Martine connaît bien désormais ce petit monde de la rue : "ils ont un grand besoin de parler, de se confier. C'est un moment d'échange privilégié pour eux, sans jugement, dans un climat de bienveillance. Ils sont comme une seconde famille pour nous".
Avec le retour des températures hivernales, l'association veille aussi à distribuer des sacs de couchage, "grâce à des dons d'Emmaüs", précise Martine. "Et récemment, on a distribué 18 bonnets à nos bénéficiaires". Les Maraudes citoyennes qui auraient grand besoin aussi de lingettes, car "ils n'ont que ça pour se laver dans la rue.

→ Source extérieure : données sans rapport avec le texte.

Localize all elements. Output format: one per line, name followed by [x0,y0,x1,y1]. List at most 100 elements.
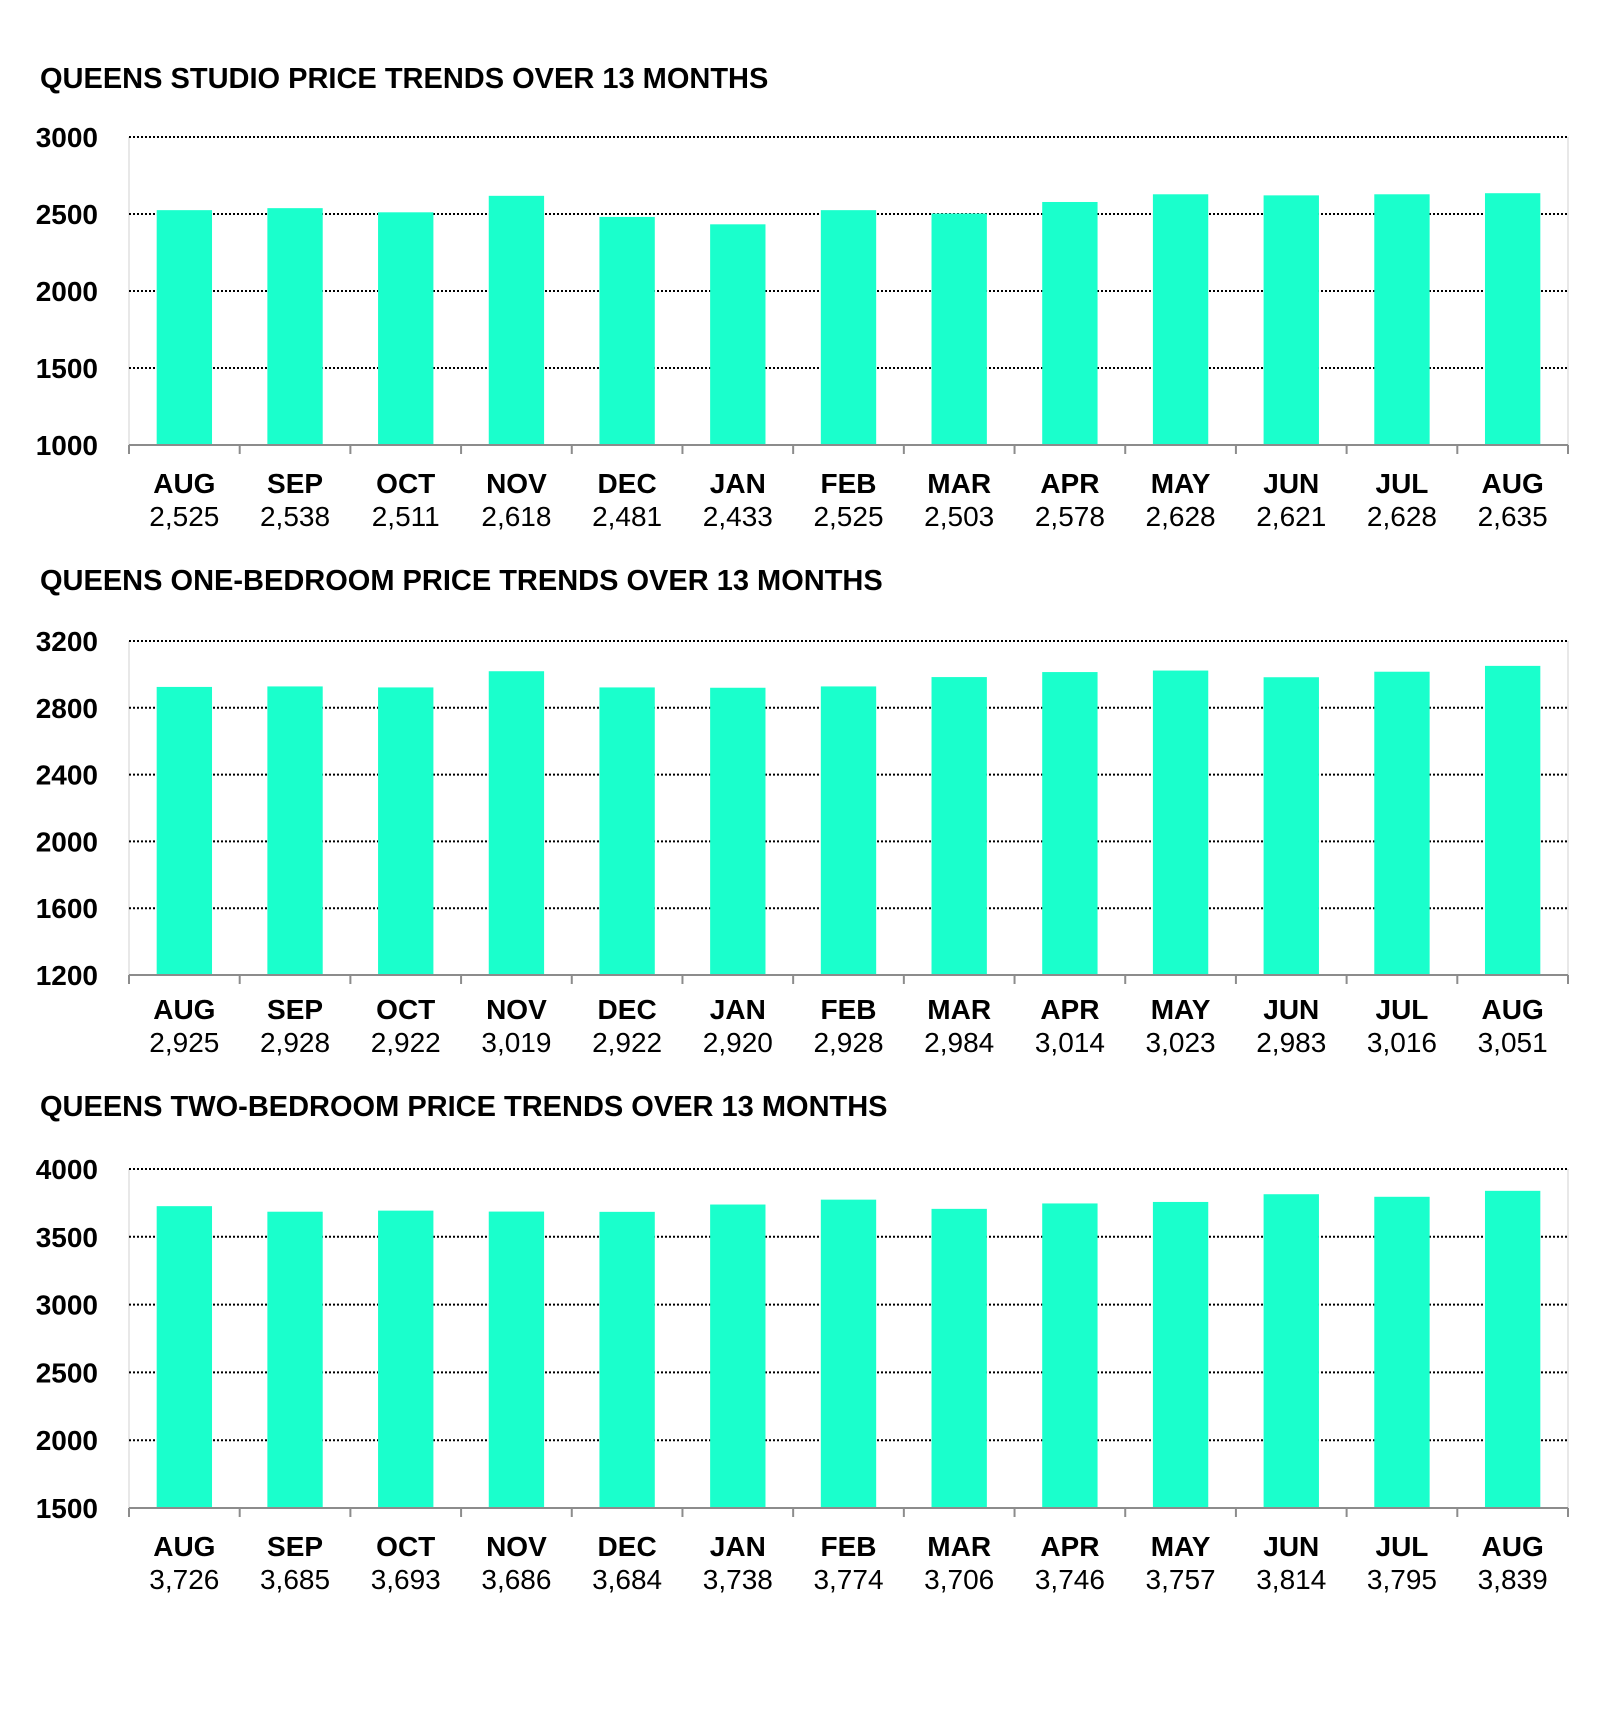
value-label: 2,481 [592,501,662,532]
category-label: AUG [153,1531,215,1562]
y-tick-label: 2800 [36,693,98,724]
bar [1484,665,1541,975]
value-label: 2,635 [1478,501,1548,532]
category-label: MAY [1151,994,1211,1025]
bar [1152,670,1209,975]
chart-2: QUEENS ONE-BEDROOM PRICE TRENDS OVER 13 … [36,565,1569,1058]
category-label: APR [1040,468,1099,499]
category-label: JUL [1376,468,1429,499]
bar [1042,672,1098,975]
y-tick-label: 1500 [36,1493,98,1524]
bar [710,1204,766,1508]
value-label: 3,019 [481,1027,551,1058]
y-tick-label: 2500 [36,199,98,230]
category-label: MAR [927,468,991,499]
value-label: 2,984 [924,1027,994,1058]
bar [710,687,766,975]
value-label: 2,922 [592,1027,662,1058]
bar [1263,1194,1319,1508]
value-label: 2,928 [260,1027,330,1058]
bar [599,1211,655,1508]
chart-title: QUEENS STUDIO PRICE TRENDS OVER 13 MONTH… [40,63,768,95]
value-label: 3,684 [592,1564,662,1595]
bar [599,687,655,975]
category-label: FEB [821,1531,877,1562]
category-label: AUG [153,994,215,1025]
category-label: JAN [710,1531,766,1562]
y-tick-label: 2000 [36,276,98,307]
bar [1374,1196,1430,1508]
value-label: 3,693 [371,1564,441,1595]
bar [488,671,545,975]
bar [1152,1201,1209,1508]
value-label: 2,920 [703,1027,773,1058]
category-label: SEP [267,468,323,499]
y-tick-label: 1000 [36,430,98,461]
value-label: 2,511 [372,501,440,532]
category-label: NOV [486,1531,547,1562]
bar [1263,195,1319,445]
value-label: 3,757 [1146,1564,1216,1595]
bar [1484,193,1541,445]
category-label: NOV [486,994,547,1025]
category-label: MAR [927,1531,991,1562]
bar [1042,1203,1098,1508]
category-label: SEP [267,1531,323,1562]
y-tick-label: 1600 [36,893,98,924]
value-label: 2,618 [481,501,551,532]
y-tick-label: 4000 [36,1154,98,1185]
bar [1263,677,1319,975]
value-label: 2,621 [1256,501,1326,532]
bar [931,1208,987,1508]
y-tick-label: 1500 [36,353,98,384]
category-label: OCT [376,1531,435,1562]
value-label: 3,814 [1256,1564,1326,1595]
bar [378,212,434,445]
category-label: MAY [1151,1531,1211,1562]
bar [710,224,766,445]
value-label: 3,016 [1367,1027,1437,1058]
category-label: FEB [821,468,877,499]
category-label: SEP [267,994,323,1025]
category-label: AUG [153,468,215,499]
value-label: 3,685 [260,1564,330,1595]
value-label: 2,925 [149,1027,219,1058]
y-tick-label: 3200 [36,626,98,657]
value-label: 3,706 [924,1564,994,1595]
category-label: JUN [1263,468,1319,499]
value-label: 3,774 [813,1564,883,1595]
y-tick-label: 2000 [36,1425,98,1456]
bar [378,1210,434,1508]
value-label: 2,433 [703,501,773,532]
category-label: MAY [1151,468,1211,499]
bar [1042,201,1098,445]
value-label: 2,503 [924,501,994,532]
chart-title: QUEENS TWO-BEDROOM PRICE TRENDS OVER 13 … [40,1091,888,1123]
bar [1152,194,1209,445]
value-label: 2,628 [1367,501,1437,532]
category-label: AUG [1482,994,1544,1025]
value-label: 2,628 [1146,501,1216,532]
y-tick-label: 3500 [36,1222,98,1253]
category-label: AUG [1482,468,1544,499]
value-label: 2,578 [1035,501,1105,532]
bar [156,1206,213,1508]
bar [820,686,877,975]
category-label: AUG [1482,1531,1544,1562]
value-label: 3,023 [1146,1027,1216,1058]
bar [1374,194,1430,445]
value-label: 3,686 [481,1564,551,1595]
category-label: DEC [598,468,657,499]
value-label: 2,525 [149,501,219,532]
y-tick-label: 1200 [36,960,98,991]
value-label: 3,014 [1035,1027,1105,1058]
bar [267,1211,323,1508]
category-label: DEC [598,994,657,1025]
category-label: FEB [821,994,877,1025]
bar [488,195,545,445]
bar [267,686,323,975]
value-label: 2,538 [260,501,330,532]
value-label: 2,983 [1256,1027,1326,1058]
value-label: 3,738 [703,1564,773,1595]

On est aussi en quête de mouchoirs en papier".
Enfin, la plupart des sans-abri étant accompagnés par des animaux domestiques, chiens et parfois chats, Martine Bourgeois lance un appel au don de croquettes. "Je leur fournis un petit sac chaque semaine, mais en ce moment, je suis à court".
"C'est très rare qu'il y ait un problème, type bagarre ou violence"
"En cinq ans de bénévolat, je n'ai connu qu'une altercation". Dans la rue, certains ont développé des addictions occasionnelles, et les jeunes sont majoritaires, mais Martine l'affirme, "les problèmes sont très rares. De toute façon, nous n'avons aucun couteau dans notre vaisselle et au moindre souci, ils sont prévenus, on remballe".
Ce rendez-vous hebdomadaire, chacun y tient, bénévoles et bénéficiaires. Donc pas question de gâcher la fête. Et justement, à l'approche des fêtes de Noël, l'association lance sa traditionnelle opération "Les boîtes solidaires". Le principe est simple, dans une boîte à chaussures, ou un tote bag, "glissez un mot doux, un produit d'hygiène, un truc bon, un bonnet ou des gants et enfin un loisir, type mot fléchés, coloriages ou livre". L'an passé, 200 boîtes solidaires ont été distribuées à ceux qui n'auront pas la chance de passer les fêtes à l'abri et entourés.
"Le plus beau cadeau pour notre association", conclut Martine Bourgeois, "serait que la ville nous mette à disposition un local chauffé pour le repas du 25 décembre et celui que nous offrons à nos bénéficiaires, le 31 décembre jusqu’à minuit".